10 kwietnia 2018 roku obchodziliśmy 8 rocznicę katastrofy smoleńskiej. W drodze do Katynia w 2010 roku zginął w katastrofie lotniczej prezydent Polski Lech Kaczyński, jego małżonka, ostatni prezydent RP na uchodźctwie oraz 93 inne osoby w tym politycy, wojskowi, wysocy urzędnicy państwowi. Była to największa katastrofa dotykająca tak wielu Polaków piastujących najwyższe godności w dziejach Polski.
Jak wskazują badania wiele osób nadal uważa, że pod Smoleńskiem miał miejsce zamach, choć liczba ta zmniejsza się z każdym rokiem.
Co wiemy na pewno, to, to, że do katastrofy doprowadziło wiele zaniedbań widocznych także w pierwszych dniach po tragedii.
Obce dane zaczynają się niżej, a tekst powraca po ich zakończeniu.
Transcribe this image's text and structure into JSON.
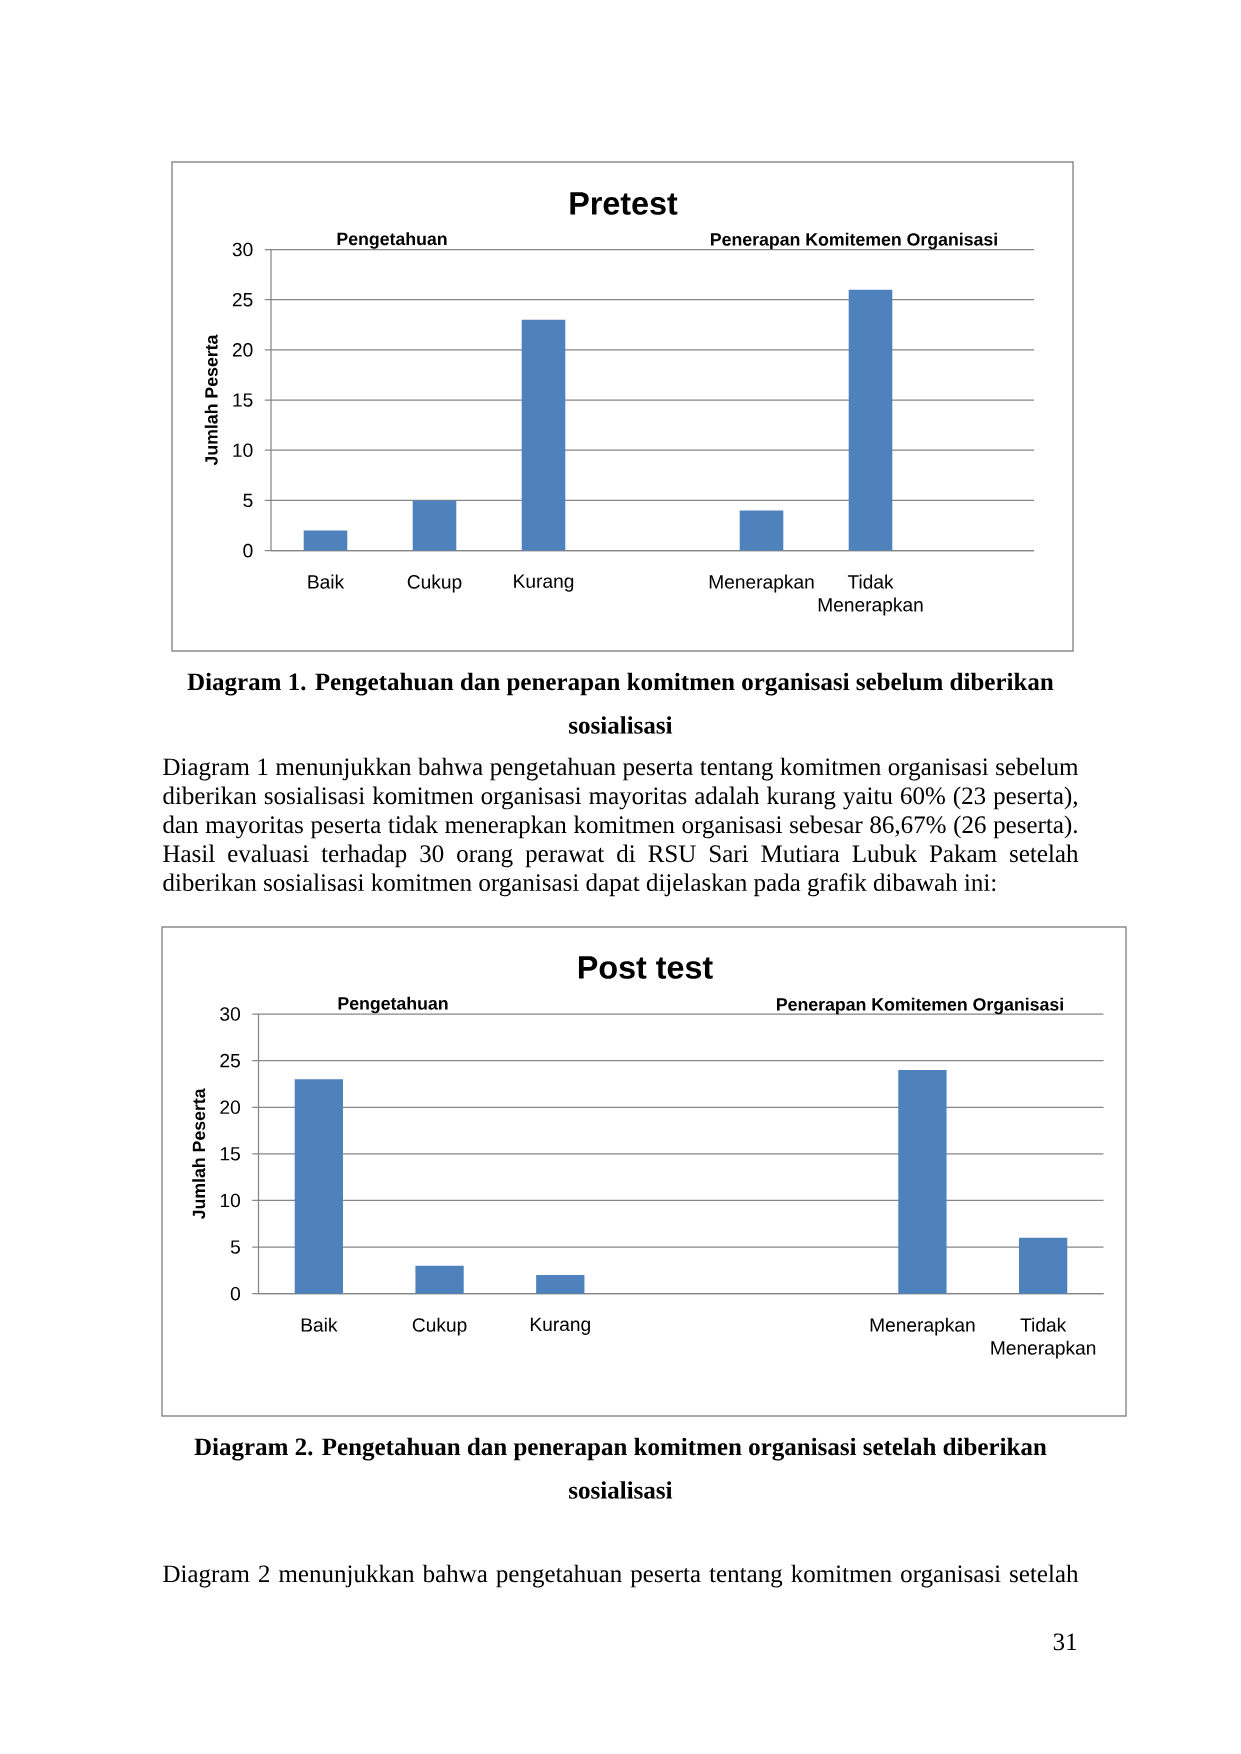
{
  "chart_data": [
    {
      "type": "bar",
      "title": "Pretest",
      "ylabel": "Jumlah Peserta",
      "categories": [
        "Baik",
        "Cukup",
        "Kurang",
        null,
        "Menerapkan",
        "Tidak Menerapkan",
        null
      ],
      "values": [
        2,
        5,
        23,
        null,
        4,
        26,
        null
      ],
      "color": "#4f81bd",
      "ylim": [
        0,
        30
      ],
      "yticks": [
        0,
        5,
        10,
        15,
        20,
        25,
        30
      ],
      "grid": "y",
      "annotations": [
        "Pengetahuan",
        "Penerapan Komitemen Organisasi",
        "Diagram 1. Pengetahuan dan penerapan komitmen organisasi sebelum diberikan sosialisasi",
        "Diagram 1 menunjukkan bahwa pengetahuan peserta tentang komitmen organisasi sebelum diberikan sosialisasi komitmen organisasi mayoritas adalah kurang yaitu 60% (23 peserta), dan mayoritas peserta tidak menerapkan komitmen organisasi sebesar 86,67% (26 peserta). Hasil evaluasi terhadap 30 orang perawat di RSU Sari Mutiara Lubuk Pakam setelah diberikan sosialisasi komitmen organisasi dapat dijelaskan pada grafik dibawah ini:"
      ]
    },
    {
      "type": "bar",
      "title": "Post test",
      "ylabel": "Jumlah Peserta",
      "categories": [
        "Baik",
        "Cukup",
        "Kurang",
        null,
        null,
        "Menerapkan",
        "Tidak Menerapkan"
      ],
      "values": [
        23,
        3,
        2,
        null,
        null,
        24,
        6
      ],
      "color": "#4f81bd",
      "ylim": [
        0,
        30
      ],
      "yticks": [
        0,
        5,
        10,
        15,
        20,
        25,
        30
      ],
      "grid": "y",
      "annotations": [
        "Pengetahuan",
        "Penerapan Komitemen Organisasi",
        "Diagram 2. Pengetahuan dan penerapan komitmen organisasi setelah diberikan sosialisasi",
        "Diagram 2 menunjukkan bahwa pengetahuan peserta tentang komitmen organisasi setelah",
        "31"
      ]
    }
  ]
}
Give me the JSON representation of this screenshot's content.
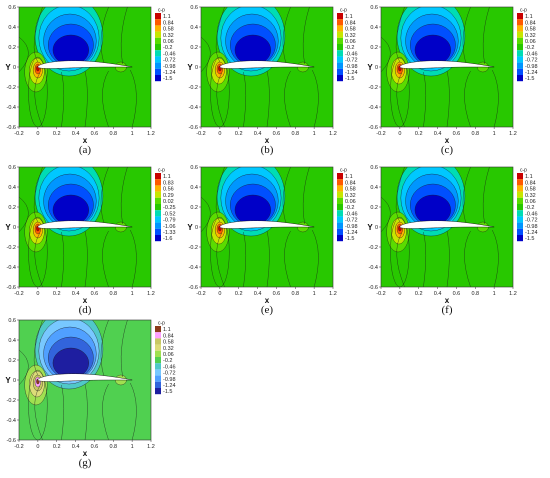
{
  "figure": {
    "panels": [
      {
        "caption": "(a)",
        "levels": [
          "1.1",
          "0.84",
          "0.58",
          "0.32",
          "0.06",
          "-0.2",
          "-0.46",
          "-0.72",
          "-0.98",
          "-1.24",
          "-1.5"
        ],
        "colorbar_title": "c-p",
        "variant": "normal"
      },
      {
        "caption": "(b)",
        "levels": [
          "1.1",
          "0.84",
          "0.58",
          "0.32",
          "0.06",
          "-0.2",
          "-0.46",
          "-0.72",
          "-0.98",
          "-1.24",
          "-1.5"
        ],
        "colorbar_title": "c-p",
        "variant": "normal"
      },
      {
        "caption": "(c)",
        "levels": [
          "1.1",
          "0.84",
          "0.58",
          "0.32",
          "0.06",
          "-0.2",
          "-0.46",
          "-0.72",
          "-0.98",
          "-1.24",
          "-1.5"
        ],
        "colorbar_title": "c-p",
        "variant": "normal"
      },
      {
        "caption": "(d)",
        "levels": [
          "1.1",
          "0.83",
          "0.56",
          "0.29",
          "0.02",
          "-0.25",
          "-0.52",
          "-0.79",
          "-1.06",
          "-1.33",
          "-1.6"
        ],
        "colorbar_title": "c-p",
        "variant": "normal"
      },
      {
        "caption": "(e)",
        "levels": [
          "1.1",
          "0.84",
          "0.58",
          "0.32",
          "0.06",
          "-0.2",
          "-0.46",
          "-0.72",
          "-0.98",
          "-1.24",
          "-1.5"
        ],
        "colorbar_title": "c-p",
        "variant": "normal"
      },
      {
        "caption": "(f)",
        "levels": [
          "1.1",
          "0.84",
          "0.58",
          "0.32",
          "0.06",
          "-0.2",
          "-0.46",
          "-0.72",
          "-0.98",
          "-1.24",
          "-1.5"
        ],
        "colorbar_title": "c-p",
        "variant": "normal"
      },
      {
        "caption": "(g)",
        "levels": [
          "1.1",
          "0.84",
          "0.58",
          "0.32",
          "0.06",
          "-0.2",
          "-0.46",
          "-0.72",
          "-0.98",
          "-1.24",
          "-1.5"
        ],
        "colorbar_title": "c-p",
        "variant": "muted"
      }
    ],
    "x_ticks": [
      "-0.2",
      "0",
      "0.2",
      "0.4",
      "0.6",
      "0.8",
      "1",
      "1.2"
    ],
    "y_ticks": [
      "0.6",
      "0.4",
      "0.2",
      "0",
      "-0.2",
      "-0.4",
      "-0.6"
    ],
    "x_label": "x",
    "y_label": "Y",
    "colors": {
      "normal": [
        "#c80000",
        "#ff5a00",
        "#ffb400",
        "#c8e600",
        "#5adc00",
        "#28c800",
        "#00dcb4",
        "#00c8ff",
        "#0096ff",
        "#0050ff",
        "#0000c8"
      ],
      "muted": [
        "#8b3a1a",
        "#ffa0ff",
        "#c8c864",
        "#dcdc78",
        "#a0e050",
        "#50d050",
        "#50c8c8",
        "#78c8ff",
        "#50a0ff",
        "#3264dc",
        "#1e1ea0"
      ]
    }
  }
}
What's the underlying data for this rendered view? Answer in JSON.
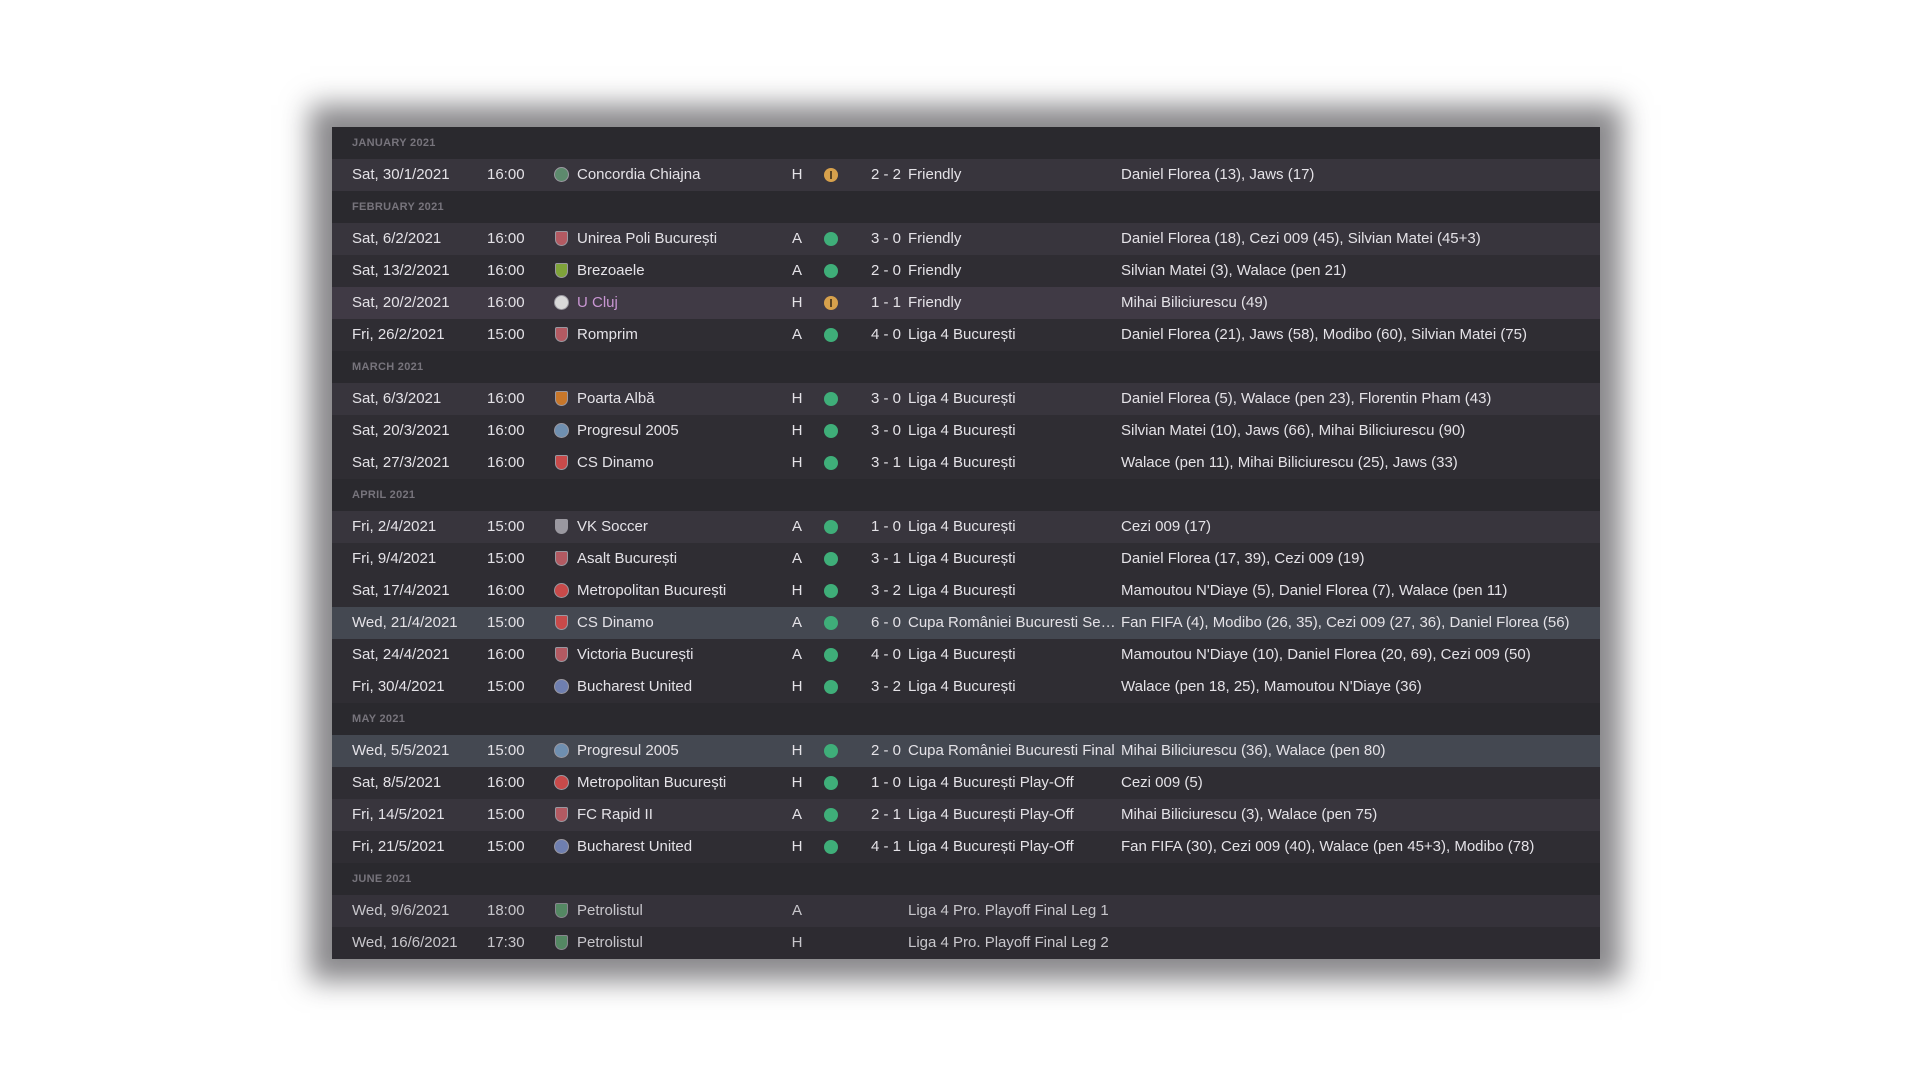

Państwo nie stanęło na wysokości zadania. Skandalem było na przykład mylenie – zamiana ciał w tym ostatniego prezydenta na uchodźctwie Ryszarda Kaczorowskiego. Z całą pewnością Prezydent nie zasłużył na taki los.
Przez 96 miesięcy każdego dziesiątego dnia miesiąca organizowane były miesięcznice – na Krakowskim Przedmieściu w Warszawie.
10 kwietnia 2018 roku Prezes Kaczyński powiedział, że była to już ostatnia miesięcznica, bo było ich 96 tyle ile ofiar, ale też osiągnęły swój cel. Powstał pomnik ku czci ofiar oraz wbudowany został kamień węgielny pod pomnik Lecha Kaczyńskiego.
Jednak msze każdego dziesiątego dnia miesiąca w Katedrze Świętego Jana Chrzciciela będą się odbywały nadal.
Być może Kaczyński widzi, że „paliwo smoleńskie” już się kończy i kiedyś musi nastąpić moment by zaprzestać miesięcznic. Teraz po 96 takich uroczystościach jest dobry moment.
Osobiście nie wierzę, że setki ludzi bardziej lub mniej regularnie przychodzących przez osiem lat na Krakowskie Przedmieście zrezygnuje z tych uroczystości.
Ludzie Ci czują tam swoją jedność, poczucie walki, pewnie dreszczyk emocji, uniesienie patriotyczne. Czy udało się ich skłonić 10 kwietnia 2018 roku do rezygnacji z kolejnych spotkań?
Czy są na tyle zdyscyplinowani, że słowa jednego człowieka, który mówi, że kończymy sprawią, że zostaną w domu lub po mszy w katedrze pójdą spokojnie na przystanek?
Osobiście w to nie wierzę.
Być może będą i tacy, którzy nadal wbrew decyzji Kaczyńskiego nadal chcą podsypywać pod ogień pod smoleńskie palenisko. Do takich osób może należeć Antoni Macierewicz.
Jeżeli jednak będzie koniec miesięcznic będzie to oznaczać, że nie doceniłem armii Kaczyńskiego.
Czy powstały pomnik wbrew decyzji władz Warszawy nie będzie nadal zarzewiem konfliktów? Powstał on w jednym z najważniejszych miejsc na mapie polskiego patriotyzmu – Placu Józefa Piłsudskiego. Naturalnie gdyby w Smoleńsku był zamach Plac Piłsudskiego byłby odpowiednim miejscem dla upamiętnienia ofiar.
Czy jednak ogromna tragedia jest wystarczającą przepustką na plac w pobliżu Grobu Nieznanego Żołnierza.
Jarosław Kaczyński powiedział, że pomnik w tym samym miejscu jego bratu się należy, bo był wielkim Polakiem.
Tą wypowiedź brata zmarłego prezydenta to już chyba oceni historia.